No fundo, importa-me, como tentei deixar patente no meu recente debate com o Ricardo em torno do tema "comunismo e demicracia", que o Estado e a actual economia política governante não são as únicas formas de governo possíveis — chamando ao mesmo tempo a atenção para o facto de uma sociedade sem governo, sem exercício do poder, sem lei(s), é uma fantasia inconsistente, pois que a ideia de uma tal sociedade — de uma sociedade sem princípios de socialização — se refuta a si própria.
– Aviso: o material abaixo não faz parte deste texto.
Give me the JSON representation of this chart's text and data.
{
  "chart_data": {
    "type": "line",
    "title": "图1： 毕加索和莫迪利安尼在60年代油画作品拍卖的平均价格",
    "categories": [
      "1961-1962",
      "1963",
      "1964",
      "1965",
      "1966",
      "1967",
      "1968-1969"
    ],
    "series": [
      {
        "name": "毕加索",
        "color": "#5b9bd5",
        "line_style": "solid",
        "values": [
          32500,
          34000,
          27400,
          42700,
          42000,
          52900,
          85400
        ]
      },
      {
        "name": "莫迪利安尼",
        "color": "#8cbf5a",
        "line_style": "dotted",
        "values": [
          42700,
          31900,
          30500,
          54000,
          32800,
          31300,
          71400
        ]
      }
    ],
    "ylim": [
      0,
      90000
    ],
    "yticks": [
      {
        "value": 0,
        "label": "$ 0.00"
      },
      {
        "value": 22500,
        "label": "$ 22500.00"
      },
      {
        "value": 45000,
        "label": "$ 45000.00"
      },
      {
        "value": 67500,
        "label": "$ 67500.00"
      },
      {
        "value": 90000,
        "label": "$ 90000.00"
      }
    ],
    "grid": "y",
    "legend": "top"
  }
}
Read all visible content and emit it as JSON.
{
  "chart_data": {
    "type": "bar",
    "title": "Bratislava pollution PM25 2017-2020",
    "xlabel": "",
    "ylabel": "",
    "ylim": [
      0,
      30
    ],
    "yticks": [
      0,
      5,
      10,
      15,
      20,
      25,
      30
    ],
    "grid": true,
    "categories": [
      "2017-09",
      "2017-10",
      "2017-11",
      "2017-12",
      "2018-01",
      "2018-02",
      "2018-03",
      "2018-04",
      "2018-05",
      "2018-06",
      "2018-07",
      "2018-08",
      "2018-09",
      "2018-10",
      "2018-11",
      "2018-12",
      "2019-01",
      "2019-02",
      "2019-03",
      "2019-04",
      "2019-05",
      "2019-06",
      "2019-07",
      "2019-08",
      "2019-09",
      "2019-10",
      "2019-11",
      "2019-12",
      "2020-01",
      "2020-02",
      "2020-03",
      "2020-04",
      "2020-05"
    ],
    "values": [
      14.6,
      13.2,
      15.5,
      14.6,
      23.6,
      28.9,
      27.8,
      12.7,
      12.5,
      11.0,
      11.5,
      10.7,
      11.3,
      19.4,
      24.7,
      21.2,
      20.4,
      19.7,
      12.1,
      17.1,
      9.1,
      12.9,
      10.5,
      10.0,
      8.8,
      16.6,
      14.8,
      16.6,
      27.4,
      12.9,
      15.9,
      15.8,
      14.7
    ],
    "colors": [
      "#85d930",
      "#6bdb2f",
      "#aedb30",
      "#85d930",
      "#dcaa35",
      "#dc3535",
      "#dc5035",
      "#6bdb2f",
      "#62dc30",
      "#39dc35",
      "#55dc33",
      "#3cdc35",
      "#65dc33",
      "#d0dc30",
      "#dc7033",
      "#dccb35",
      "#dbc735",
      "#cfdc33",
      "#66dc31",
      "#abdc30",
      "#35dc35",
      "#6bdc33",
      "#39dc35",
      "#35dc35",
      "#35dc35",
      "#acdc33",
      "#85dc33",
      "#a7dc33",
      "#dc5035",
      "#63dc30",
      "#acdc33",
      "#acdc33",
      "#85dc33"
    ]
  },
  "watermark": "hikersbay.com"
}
Por outro lado, se se objectar que, na sociedade pós-revolucionária ou comunista, a socialização será tão perfeita e completa que dispensará instituições e normas explícitas, pois não haverá contestação da nova ordem, estar-se-á a falar de uma sociedade propriamente totalitária, incapaz de se pôr em causa a si própria, seja ao nível colectivo, seja no plano da reflexão individual, e de uma interiorização tão sem resto da(s) lei(s) do momento que as faz parecer naturalmente eternas: não vejo negação mais completa da ideia de uma sociedade autónoma ou daquilo a que o João Bernardo chamou há tempos "democracia revolucionária", ou, já agora, da minha própria concepção da "cidadania governante".

Abraço

miguel(sp)

Anónimo disse...

Socialização negativa ou estado de incandescência são alguns dos tópicos em que gira o processo de construção da criação histórica, segundo Castoriadis.Advertindo , para o bem e o mal,que no circulo da praxis, da acção e da transformação social," não existe interpretação que não se relacione com um projecto e uma vontade ".E para o autor de " A sociedade burocrática, " A revolução socialista só pode surgir pela acção autónoma do proletariado. Só se o proletariado encontrar nele próprio a vontade e a consciência necessárias para produzir essa imensa transformação da sociedade que se poderá realizar. Um socialismo concebido " por conta do proletariado ", mesmo pelo partido mais revolucionário, é um completo sem-sentido. A organização revolucionária não é nem pode ser a direcção da classe. Só pode ser um instrumento da luta de classes.A sua tarefa principal é ajudar, pelas suas palavras e actos,a classe operária a assumir o seu papel histórico de gestão da sociedade ". " Uma verdadeira revolução- 15 dias em Maio 68, dois meses na Hungria em 1956, 3 meses em Petrogrado em 1917 - é, por definição, a constituição de orgãos autónomos de massa, que visem o poder: a Comuna, os Conselhos e os Sovietes. Isso pode tomar outras formas( milicias operárias face a um perigo de ditadura, por exemplo), mas são sempre orgãos colectivos, com formas novas de democracia, que recusam a divisão entre representantes e representados, e onde o colectivo assume sempre o poder de decisão; pois, os membros do colectivo devem fazer quotidianamente a experiência de que, segundo decidam ou o não realizem por negligência, isso produz de imediato uma diferença na sua vida do dia-a-dia ". Niet

Anónimo disse...

Excelente post.

Caro João Valente Aguiar

"Não há sociedade sem instituições, e não há a construção de alternativas políticas sem instituições. "

O que entende o Sr. por "instituição"??????